Da ciò se ne faceva discendere come tale questione, non essendo stata devoluta alla Cassazione, non potesse formare oggetto di scrutinio nel caso di specie.
Si imponeva pertanto, per la Corte di legittimità, la dichiarazione di inammissibilità dei ricorsi con conseguente condanna delle ricorrenti al pagamento delle spese processuali e della somma di euro 3000 in favore della cassa delle ammende.
3. Conclusioni
La decisione in esame desta un certo interesse essendo ivi chiarito, sulla scorta di un pregresso orientamento nomofilattico, che l’art. 129, c. 2, c.p.p. non trova applicazione nel giudizio di legittimità relativo a sentenza di assoluzione resa in grado d’appello promosso dalla sola parte civile in quanto si deve anche statuire in ordine alle questioni risarcitorie, che presuppongono l’affermazione di responsabilità anche solo ai fini civili, tenuto conto altresì del fatto che l’applicabilità di siffatta disposizione legislativa – che, come è noto, dispone che, quando “ricorre una causa di estinzione del reato ma dagli atti risulta evidente che il fatto non sussiste o che l’imputato non lo ha commesso o che il fatto non costituisce reato o non è previsto dalla legge come reato, il giudice pronuncia sentenza di assoluzione o di non luogo a procedere con la formula prescritta” – risulta compatibile con le garanzie difensive nel solo caso in cui il giudice si pronunci sulla “regiudicanda” penale e non su questioni civili atteso che, solo nel giudizio penale, l’operatività del criterio di prevalenza di formule previsto da tale norma è bilanciato dalla possibilità, per l’imputato, di rinunziare alla causa di estinzione del reato.

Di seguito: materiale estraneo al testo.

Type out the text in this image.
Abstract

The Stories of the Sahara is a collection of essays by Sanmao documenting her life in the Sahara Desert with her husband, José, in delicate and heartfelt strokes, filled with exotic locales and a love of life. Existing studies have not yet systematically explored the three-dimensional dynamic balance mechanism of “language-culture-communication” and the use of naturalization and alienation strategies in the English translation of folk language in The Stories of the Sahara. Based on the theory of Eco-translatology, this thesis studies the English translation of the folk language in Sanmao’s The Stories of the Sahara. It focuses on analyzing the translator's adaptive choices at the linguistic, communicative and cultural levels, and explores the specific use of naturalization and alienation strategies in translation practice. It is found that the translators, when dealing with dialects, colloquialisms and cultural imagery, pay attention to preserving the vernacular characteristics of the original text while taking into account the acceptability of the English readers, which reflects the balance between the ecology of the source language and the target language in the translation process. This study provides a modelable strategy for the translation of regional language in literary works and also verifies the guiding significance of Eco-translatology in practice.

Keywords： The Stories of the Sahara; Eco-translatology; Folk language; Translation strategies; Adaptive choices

Tale provvedimento, quindi, deve essere preso nella dovuta considerazione, dovendosi escludere, alla stregua di quanto ivi previsto, che l’art. 124, co. 2, cod. proc. pen. sia applicabile nel giudizio di legittimità relativo a sentenza di assoluzione resa in grado d’appello promosso dalla sola parte civile.
Ciò posto, il giudizio in ordine a quanto statuito in codesta sentenza, proprio perché contribuisce a fare chiarezza su siffatta tematica procedurale sotto il profilo giurisprudenziale, non può che essere positivo.